Время далеко за полночь. В горнице накурено, окурками усеян весь пол. Бутылки опорожнены более чем на половину. Стуколка в самом разгаре. Хошанскому жарко от выпитой водки и духоты в комнате, он расстегнул ворот рубашки и то и дело обтирает лицо платком. Проиграл он около полуторых сот рублей, волнуется, ставит ремизы — да и какая тут игра, если другое на уме. Колчин в выигрыше, играет он обдуманно, не горячась, улыбаясь ехидной улыбочкой при каждом новом ремизе, поставленным Хошанским. Пред сдачей все выпивают. Время идёт незаметно…
Часу в четвёртом только кончили игру, все завалились спать, не спится одному Хошанскому, ворочается он с бока на бок, прислушивается к завыванию бурана. — Что это так долго нет их, — думается ему, — вот досада, буран этот проклятый: проплутают, пожалуй, всю ночь, пропало тогда моё дело…
Пред самым утром Хошанского осторожно разбудил Ефим.
— Вставайте, Борис Михайлович, — прошептал он, — приехали. — Хошанский потихоньку, боясь разбудить спящих, надел доху и вышел из комнаты. В избе у печки стоял Иван, стаскивая с себя обмёрзшую одежду; на лавке около стола сидел служащий Хошанского, за которым ездил Иван. Лицо служащего, уже пожилого человека, выражало крайнюю усталость после бессонной ночи и утомительной езды по такому бурану.
— Вот что, Петрович, — шёпотом заговорил Хошанский, подходя к нему, — сколько народу с тобой?
— Шестеро, как вы приказали.
— Кайлы, лопаты, всё захватили?
— Всё.
— Так вот что: поезжайте сейчас же с Ефимом, он покажет дорогу, на устье Печища — вёрст десять отсюда — и заявляй там и правую и левую горы, заявки пиши вчерашним числом. Приямки пускай выбьют форменные, с промером тоже будь поаккуратней, одним словом — сделай всё как следует; думаю, что часам к 12 дня ты управишься. Тогда сразу поезжай в Ачинск, рабочие вернутся с Ефимом, не жалей прогонов, вот тебе сто рублей на расходы, приедешь в Ачинск, сейчас подавай заявки. Так смотри же, не замешкайся… Важное дело поручаю тебе!..
— Ребята-то больно перезябли, Борис Михайлович, в избу просятся отогреться.

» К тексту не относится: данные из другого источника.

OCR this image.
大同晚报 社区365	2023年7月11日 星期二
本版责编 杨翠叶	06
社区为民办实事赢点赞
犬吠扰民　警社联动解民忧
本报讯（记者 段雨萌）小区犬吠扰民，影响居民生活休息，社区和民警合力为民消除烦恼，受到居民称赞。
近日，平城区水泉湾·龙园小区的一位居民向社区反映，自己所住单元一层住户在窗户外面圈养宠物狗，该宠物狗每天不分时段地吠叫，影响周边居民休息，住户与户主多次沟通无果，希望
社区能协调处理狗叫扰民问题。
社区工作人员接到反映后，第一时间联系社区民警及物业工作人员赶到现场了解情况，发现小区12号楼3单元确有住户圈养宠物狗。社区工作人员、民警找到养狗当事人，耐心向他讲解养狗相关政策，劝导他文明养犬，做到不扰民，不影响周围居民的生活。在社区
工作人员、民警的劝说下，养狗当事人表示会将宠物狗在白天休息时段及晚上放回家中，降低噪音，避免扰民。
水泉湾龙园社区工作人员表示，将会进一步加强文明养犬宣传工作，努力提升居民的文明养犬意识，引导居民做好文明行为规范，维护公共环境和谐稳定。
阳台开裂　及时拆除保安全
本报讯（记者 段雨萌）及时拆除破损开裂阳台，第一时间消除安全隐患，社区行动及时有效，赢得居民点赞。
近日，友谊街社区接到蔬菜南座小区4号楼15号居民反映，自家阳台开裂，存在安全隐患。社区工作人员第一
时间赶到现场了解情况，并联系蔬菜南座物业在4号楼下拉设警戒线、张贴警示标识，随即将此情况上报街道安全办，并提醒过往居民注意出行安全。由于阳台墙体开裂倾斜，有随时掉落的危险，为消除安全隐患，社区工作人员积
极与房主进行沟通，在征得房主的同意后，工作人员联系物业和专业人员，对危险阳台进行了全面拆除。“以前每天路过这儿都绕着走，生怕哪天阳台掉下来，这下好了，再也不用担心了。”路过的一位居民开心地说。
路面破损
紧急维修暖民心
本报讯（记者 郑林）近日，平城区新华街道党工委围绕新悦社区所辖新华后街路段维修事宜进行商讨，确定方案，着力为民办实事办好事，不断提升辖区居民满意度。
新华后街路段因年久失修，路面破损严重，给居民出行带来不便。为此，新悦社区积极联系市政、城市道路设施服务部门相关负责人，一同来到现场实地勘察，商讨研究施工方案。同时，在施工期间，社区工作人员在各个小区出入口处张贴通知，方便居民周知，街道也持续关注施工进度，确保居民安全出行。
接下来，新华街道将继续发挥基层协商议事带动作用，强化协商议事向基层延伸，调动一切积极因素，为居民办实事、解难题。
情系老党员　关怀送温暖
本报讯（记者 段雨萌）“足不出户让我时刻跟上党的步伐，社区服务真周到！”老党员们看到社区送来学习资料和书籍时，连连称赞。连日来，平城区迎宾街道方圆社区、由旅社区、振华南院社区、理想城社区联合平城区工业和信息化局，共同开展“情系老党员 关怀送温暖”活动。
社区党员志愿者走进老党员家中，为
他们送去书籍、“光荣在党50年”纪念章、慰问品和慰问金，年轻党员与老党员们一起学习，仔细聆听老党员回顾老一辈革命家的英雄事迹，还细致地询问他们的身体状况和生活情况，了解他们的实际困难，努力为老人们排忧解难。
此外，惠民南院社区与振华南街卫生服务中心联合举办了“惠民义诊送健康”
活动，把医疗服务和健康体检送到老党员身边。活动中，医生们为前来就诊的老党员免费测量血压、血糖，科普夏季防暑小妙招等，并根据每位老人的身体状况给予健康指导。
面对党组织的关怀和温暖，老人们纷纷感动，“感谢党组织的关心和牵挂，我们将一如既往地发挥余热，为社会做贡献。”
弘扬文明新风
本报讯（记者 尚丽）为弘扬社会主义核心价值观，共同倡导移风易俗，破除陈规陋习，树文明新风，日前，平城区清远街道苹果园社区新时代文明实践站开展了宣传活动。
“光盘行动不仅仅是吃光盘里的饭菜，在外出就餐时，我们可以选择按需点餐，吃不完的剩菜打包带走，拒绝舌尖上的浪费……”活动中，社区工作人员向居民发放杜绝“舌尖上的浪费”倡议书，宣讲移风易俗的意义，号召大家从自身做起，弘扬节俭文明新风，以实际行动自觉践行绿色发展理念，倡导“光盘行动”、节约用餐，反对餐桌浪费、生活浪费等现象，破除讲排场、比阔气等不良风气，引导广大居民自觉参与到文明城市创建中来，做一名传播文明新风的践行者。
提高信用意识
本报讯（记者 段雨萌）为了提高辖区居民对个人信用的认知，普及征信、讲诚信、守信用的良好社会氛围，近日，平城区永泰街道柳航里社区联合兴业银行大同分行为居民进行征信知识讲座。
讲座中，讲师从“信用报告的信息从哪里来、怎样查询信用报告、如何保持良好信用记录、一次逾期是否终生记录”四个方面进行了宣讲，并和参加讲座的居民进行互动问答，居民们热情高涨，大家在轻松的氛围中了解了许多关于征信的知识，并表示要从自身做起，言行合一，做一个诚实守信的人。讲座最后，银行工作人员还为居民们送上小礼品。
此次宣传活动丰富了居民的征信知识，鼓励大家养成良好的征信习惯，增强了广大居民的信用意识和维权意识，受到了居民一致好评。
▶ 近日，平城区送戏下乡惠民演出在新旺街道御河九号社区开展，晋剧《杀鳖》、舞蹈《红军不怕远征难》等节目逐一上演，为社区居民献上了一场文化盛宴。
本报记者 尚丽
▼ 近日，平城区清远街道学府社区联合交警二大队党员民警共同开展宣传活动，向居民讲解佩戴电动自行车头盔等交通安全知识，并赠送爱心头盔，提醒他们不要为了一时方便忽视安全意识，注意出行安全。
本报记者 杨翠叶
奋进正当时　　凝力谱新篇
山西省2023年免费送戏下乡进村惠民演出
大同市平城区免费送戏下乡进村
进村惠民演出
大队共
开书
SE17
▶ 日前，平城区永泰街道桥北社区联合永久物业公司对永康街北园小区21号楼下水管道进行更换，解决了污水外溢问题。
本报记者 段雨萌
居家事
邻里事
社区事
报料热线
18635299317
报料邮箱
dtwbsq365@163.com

Буран, ведь какой — свету не видать!.. Насилу мы выбрались из-под горы… лошади тоже замаялись.
— Спирту-то захватил с собой?
— Спирт есть.
— Ну, так подай им по чашке, согреются, да поезжайте не мешкая. Каждая минута дорога… в избу пустить нельзя, как раз разбудят… люди тут есть лишние, от которых всё дело зависит. Поезжай с ними, Ефим, ещё красненькую заработаешь.